TCGA, TARGET, and GTEx RNA-seq data are uniformly re-aligned to hg38 genome, and re-processed using RSEM and Kallisto methods with gencode v23 annotations to generate expression estimates for ~60,000 genes and ~200,000 transcripts, including many LncRNAs. Xena hosts and displays gene and transcript expression results of this analysis.
International Cancer Genome Consortium (ICGC) goal is to obtain a comprehensive description of genomic, transcriptomic and epigenomic changes in 50 different tumor types and/or subtypes which are of clinical and societal importance across the globe. It includes TCGA data (U.S.A.) plus data contributed by groups from other countries in the International Cancer Genome Consortium. The resource has publically-accessible non-coding somatic mutation data from non-TCGA samples.
The Pan-Cancer Analysis of Whole Genomes (PCAWG) study is an international collaboration to identify common patterns of mutation in more than 2,600 cancer whole genomes from the International Cancer Genome Consortium. Building upon previous work which examined cancer coding regions, this project explored the nature and consequences of somatic and germline variations in both coding and non-coding regions, with specific emphasis on cis-regulatory sites, non-coding RNAs, and large-scale structural alterations.
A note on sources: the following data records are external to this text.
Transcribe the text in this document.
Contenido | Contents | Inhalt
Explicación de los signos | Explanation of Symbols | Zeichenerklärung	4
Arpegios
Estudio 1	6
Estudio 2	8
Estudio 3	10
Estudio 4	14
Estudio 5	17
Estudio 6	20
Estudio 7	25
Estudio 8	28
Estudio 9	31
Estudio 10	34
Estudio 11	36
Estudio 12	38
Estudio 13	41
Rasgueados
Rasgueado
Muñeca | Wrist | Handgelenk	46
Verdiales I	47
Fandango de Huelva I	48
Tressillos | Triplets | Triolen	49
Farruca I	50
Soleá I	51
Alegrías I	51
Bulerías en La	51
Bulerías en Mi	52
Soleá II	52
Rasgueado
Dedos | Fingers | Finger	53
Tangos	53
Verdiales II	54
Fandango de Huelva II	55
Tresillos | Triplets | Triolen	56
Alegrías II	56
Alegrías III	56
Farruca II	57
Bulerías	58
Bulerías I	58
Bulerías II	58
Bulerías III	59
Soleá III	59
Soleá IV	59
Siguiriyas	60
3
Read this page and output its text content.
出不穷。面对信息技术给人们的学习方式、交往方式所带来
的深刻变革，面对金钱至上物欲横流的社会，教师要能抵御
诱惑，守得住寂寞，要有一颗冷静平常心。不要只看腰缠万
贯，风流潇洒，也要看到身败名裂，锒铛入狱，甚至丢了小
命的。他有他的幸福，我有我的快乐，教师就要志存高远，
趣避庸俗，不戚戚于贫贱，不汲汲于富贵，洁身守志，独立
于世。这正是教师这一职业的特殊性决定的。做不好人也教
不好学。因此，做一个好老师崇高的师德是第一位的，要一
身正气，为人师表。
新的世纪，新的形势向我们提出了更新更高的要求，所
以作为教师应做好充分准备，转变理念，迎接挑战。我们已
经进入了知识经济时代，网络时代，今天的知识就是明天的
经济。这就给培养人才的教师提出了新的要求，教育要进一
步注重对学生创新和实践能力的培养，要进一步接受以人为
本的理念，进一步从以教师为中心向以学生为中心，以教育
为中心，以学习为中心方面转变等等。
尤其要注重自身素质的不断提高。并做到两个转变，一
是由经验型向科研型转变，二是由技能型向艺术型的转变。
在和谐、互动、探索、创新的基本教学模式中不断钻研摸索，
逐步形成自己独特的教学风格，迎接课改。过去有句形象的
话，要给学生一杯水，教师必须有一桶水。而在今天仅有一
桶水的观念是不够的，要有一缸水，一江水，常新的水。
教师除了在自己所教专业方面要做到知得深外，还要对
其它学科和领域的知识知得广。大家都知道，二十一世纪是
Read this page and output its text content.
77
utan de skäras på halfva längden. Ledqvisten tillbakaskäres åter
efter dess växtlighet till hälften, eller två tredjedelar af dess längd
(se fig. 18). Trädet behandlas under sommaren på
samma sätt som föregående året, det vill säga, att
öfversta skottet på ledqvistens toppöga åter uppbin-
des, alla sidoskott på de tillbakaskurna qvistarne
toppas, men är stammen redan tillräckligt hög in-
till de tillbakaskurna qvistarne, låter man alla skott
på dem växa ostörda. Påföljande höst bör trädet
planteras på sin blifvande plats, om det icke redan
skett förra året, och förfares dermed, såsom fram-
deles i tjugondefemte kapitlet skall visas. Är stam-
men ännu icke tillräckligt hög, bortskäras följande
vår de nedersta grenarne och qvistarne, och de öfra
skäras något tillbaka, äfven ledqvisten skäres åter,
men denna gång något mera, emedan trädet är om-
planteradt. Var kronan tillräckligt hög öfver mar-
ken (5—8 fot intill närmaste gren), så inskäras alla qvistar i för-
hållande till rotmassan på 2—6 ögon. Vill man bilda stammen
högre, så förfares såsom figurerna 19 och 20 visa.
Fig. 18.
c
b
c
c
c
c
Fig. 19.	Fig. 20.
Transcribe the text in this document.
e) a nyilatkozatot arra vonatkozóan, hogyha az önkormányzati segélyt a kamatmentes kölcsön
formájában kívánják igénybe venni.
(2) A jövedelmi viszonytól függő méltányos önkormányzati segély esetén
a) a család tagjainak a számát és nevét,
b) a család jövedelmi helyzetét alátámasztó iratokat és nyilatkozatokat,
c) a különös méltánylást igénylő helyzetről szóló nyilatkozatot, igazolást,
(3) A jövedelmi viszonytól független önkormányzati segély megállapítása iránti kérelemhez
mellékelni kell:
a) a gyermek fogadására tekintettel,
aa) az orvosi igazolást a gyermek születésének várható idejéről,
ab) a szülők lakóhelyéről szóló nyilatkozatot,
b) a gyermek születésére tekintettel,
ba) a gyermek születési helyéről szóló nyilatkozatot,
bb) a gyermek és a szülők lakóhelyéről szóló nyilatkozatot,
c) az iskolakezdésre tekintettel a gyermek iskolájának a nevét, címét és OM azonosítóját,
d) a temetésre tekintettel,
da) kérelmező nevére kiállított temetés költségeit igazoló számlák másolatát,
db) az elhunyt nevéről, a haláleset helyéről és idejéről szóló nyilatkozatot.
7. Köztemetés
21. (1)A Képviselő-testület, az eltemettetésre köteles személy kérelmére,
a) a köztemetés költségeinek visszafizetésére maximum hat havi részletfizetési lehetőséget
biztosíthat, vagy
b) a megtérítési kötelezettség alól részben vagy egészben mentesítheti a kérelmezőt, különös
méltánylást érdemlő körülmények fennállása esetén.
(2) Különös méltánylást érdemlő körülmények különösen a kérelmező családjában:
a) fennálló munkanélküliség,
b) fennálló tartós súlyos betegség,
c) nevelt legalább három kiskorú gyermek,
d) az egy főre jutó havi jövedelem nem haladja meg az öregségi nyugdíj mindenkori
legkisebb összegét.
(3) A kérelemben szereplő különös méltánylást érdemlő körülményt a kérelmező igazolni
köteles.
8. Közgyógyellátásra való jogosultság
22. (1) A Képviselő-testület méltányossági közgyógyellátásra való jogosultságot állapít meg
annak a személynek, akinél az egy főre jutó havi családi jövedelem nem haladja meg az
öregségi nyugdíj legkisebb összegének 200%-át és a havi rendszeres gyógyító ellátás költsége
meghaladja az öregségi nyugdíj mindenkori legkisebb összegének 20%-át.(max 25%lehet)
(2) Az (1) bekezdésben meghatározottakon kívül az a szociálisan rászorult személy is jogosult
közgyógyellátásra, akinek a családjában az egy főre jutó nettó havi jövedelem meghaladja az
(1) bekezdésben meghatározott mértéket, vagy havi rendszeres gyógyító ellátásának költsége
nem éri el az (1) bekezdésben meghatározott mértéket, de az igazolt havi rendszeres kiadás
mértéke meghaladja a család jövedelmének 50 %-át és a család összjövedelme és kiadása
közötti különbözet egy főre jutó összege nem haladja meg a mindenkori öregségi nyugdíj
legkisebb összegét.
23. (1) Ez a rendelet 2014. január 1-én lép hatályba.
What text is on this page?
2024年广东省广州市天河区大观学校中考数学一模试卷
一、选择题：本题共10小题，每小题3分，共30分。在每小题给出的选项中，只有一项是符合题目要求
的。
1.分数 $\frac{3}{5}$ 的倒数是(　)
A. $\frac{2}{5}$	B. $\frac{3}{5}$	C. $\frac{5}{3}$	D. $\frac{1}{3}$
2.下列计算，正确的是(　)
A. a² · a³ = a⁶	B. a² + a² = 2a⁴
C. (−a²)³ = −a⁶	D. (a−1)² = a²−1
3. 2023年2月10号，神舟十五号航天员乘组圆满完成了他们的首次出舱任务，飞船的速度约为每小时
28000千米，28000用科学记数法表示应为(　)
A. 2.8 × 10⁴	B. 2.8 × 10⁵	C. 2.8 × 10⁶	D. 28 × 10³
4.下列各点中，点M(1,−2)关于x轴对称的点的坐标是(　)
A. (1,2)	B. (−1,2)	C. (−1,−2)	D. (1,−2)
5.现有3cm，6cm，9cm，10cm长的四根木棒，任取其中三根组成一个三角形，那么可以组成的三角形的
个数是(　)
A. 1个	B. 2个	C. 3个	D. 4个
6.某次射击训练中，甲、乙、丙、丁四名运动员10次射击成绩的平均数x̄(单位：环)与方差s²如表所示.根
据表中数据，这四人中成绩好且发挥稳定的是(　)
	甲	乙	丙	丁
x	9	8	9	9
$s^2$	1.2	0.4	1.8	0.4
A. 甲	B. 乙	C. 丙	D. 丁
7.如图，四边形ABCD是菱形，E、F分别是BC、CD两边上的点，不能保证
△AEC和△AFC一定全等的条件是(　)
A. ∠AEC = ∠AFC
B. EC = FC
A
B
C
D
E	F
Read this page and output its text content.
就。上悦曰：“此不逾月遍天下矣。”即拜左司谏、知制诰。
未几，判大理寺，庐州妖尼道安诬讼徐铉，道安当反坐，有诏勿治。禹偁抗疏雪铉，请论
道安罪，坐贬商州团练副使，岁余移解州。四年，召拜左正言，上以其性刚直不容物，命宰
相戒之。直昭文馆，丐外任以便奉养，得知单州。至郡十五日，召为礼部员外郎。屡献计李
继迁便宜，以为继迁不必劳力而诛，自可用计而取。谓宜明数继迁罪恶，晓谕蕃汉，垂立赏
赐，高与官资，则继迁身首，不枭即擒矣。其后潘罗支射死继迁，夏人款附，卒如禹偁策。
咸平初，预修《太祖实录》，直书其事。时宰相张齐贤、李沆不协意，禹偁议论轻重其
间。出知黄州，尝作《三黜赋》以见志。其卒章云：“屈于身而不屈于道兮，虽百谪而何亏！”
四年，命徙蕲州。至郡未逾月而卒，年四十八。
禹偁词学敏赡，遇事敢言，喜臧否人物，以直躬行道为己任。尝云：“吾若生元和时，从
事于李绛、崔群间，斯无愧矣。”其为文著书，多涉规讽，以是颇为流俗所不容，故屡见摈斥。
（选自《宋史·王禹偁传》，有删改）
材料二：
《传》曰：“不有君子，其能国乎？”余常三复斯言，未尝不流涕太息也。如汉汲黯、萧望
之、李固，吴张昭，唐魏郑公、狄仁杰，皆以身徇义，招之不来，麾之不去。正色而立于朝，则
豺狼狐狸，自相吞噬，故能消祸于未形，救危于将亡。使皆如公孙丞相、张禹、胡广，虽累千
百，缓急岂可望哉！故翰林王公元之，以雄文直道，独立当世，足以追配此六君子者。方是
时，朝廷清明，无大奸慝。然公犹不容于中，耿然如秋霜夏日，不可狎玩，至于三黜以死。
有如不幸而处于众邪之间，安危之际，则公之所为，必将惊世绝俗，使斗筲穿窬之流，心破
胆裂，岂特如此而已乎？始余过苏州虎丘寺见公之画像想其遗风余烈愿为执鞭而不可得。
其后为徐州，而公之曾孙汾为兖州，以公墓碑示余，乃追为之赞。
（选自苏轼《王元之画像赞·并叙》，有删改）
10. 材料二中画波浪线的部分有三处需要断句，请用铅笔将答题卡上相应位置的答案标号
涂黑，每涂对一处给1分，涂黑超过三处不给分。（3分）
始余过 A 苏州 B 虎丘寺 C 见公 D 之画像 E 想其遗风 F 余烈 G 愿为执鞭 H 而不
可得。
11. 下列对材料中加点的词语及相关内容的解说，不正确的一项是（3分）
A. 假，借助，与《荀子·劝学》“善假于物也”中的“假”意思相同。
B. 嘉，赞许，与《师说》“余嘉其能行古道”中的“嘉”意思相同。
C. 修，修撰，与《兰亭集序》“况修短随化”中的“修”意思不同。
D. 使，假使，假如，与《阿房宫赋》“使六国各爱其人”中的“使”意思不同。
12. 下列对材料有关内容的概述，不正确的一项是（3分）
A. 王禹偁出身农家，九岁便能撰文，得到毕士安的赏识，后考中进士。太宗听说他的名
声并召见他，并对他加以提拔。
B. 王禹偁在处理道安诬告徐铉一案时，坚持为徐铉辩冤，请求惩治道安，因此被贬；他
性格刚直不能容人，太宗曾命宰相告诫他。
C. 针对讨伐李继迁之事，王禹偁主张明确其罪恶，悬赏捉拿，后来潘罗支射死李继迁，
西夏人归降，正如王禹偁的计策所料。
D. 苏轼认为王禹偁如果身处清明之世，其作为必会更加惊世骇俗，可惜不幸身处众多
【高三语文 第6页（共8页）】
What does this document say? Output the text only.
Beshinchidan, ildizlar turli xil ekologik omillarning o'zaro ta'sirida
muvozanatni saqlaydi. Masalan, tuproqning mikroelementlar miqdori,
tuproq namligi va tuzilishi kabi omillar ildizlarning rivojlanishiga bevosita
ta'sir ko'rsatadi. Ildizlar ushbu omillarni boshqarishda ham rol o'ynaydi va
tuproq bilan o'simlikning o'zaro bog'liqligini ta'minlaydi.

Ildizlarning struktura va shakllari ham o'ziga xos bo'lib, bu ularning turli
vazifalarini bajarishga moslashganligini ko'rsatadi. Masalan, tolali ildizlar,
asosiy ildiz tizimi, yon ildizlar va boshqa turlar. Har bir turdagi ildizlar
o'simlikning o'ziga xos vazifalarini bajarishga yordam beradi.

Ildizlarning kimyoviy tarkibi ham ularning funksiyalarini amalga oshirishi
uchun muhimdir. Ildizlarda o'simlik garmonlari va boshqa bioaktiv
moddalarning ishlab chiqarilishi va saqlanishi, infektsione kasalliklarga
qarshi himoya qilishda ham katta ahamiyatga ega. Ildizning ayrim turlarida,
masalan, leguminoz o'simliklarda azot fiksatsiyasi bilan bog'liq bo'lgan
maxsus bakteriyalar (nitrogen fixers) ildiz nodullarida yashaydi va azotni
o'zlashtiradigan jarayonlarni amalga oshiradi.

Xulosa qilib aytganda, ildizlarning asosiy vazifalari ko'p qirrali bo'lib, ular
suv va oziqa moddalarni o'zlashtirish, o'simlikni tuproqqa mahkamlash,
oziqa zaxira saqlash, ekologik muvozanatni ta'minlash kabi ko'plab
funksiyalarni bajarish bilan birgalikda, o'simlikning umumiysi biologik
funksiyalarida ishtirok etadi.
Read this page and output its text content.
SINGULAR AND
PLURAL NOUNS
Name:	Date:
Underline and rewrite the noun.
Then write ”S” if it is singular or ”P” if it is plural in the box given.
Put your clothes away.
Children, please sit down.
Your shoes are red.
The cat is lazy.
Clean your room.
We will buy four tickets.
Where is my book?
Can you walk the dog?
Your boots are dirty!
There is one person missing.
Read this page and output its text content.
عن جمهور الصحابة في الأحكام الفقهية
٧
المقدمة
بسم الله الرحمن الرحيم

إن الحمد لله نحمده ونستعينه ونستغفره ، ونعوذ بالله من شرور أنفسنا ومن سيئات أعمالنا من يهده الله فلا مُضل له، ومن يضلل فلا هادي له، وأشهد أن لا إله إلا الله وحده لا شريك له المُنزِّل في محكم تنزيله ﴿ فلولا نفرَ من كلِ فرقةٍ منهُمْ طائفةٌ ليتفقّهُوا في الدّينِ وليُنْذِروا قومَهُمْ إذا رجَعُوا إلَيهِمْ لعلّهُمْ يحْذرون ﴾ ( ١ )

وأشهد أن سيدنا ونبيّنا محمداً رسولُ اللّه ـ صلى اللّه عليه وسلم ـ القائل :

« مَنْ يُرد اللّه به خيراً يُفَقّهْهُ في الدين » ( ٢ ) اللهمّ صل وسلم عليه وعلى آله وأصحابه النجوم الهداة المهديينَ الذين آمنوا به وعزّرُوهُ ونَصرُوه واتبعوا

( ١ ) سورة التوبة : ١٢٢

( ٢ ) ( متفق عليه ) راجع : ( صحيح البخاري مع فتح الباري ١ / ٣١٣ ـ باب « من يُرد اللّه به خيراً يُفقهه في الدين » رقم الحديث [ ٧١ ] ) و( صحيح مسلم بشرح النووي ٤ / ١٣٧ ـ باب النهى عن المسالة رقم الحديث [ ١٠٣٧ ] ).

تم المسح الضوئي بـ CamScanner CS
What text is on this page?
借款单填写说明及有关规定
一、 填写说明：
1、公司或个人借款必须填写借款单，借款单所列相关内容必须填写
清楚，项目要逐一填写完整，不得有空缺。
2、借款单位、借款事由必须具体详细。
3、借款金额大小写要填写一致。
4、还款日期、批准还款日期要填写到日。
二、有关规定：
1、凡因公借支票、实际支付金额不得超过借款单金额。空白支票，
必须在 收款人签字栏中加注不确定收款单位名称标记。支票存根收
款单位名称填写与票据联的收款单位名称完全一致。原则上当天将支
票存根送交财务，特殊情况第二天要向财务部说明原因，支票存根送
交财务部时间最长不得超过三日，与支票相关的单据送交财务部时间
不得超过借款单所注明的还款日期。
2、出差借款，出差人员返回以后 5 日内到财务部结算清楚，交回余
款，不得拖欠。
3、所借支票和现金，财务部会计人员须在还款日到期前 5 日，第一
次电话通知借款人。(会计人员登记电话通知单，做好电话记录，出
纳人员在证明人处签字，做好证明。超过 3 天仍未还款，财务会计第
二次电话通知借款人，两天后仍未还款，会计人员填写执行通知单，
The NCI's Genomic Data Commons (GDC) provides the cancer research community with a unified data repository that enables data sharing across cancer genomic studies in support of precision medicine.
The GDC supports several cancer genome programs at the NCI Center for Cancer Genomics (CCG), including The Cancer Genome Atlas (TCGA) and Therapeutically Applicable Research to Generate Effective Treatments (TARGET), and the Multiple Myeloma Research Foundation study that follow patients over the course of their disease (MMFR COMMPASS).
The goal of the Gabriella Miller Kids First Pediatric Research Program (Kids First) is to develop a large-scale data resource to help researchers uncover new insights into the biology of childhood cancer and structural birth defects, including the discovery of shared genetic pathways between these disorders. Over 2015-2018, the program selected 26 patient cohorts for whole genome sequencing through a peer-review process.
TARGET data is intended exclusively for biomedical research using pediatric data (i.e., the research objectives cannot be accomplished using data from adults) that focus on the development of more effective treatments, diagnostic tests, or prognostic markers for childhood cancers. Moreover, TARGET data can be used for research relevant to the biology, causes, treatment and late complications of treatment of pediatric cancers, but is not intended for the sole purposes of methods and/or tool development (please see Using TARGET Data section of the OCG website). If you are interested in using TARGET data for publication or other research purposes, you must follow the TARGET Publication Guidelines.
The goal of the Treehouse Childhood Cancer Initiative (Treehouse) is to evaluate the utility of comparative gene expression analysis for difficult-to-treat pediatric cancer patients. Approaching 2000 pediatric tumor data, Treehouse has now assembled a large collection of pediatric cancer RNA-Seq, which, added to adult data, results in a compendium of over 11,000 adult and pediatric tumor-derived gene expression data. Pediatric cancer expression data are from public repository samples and from clinical samples at partner institutions, including UC San Francisco, Stanford, Children’s Hospital of Orange County and British Columbia Cancer Agency. In line with UC Santa Cruz Genomics Institute’s commitment to sharing data and to furthering research everywhere, we have made this data available for all to download and use.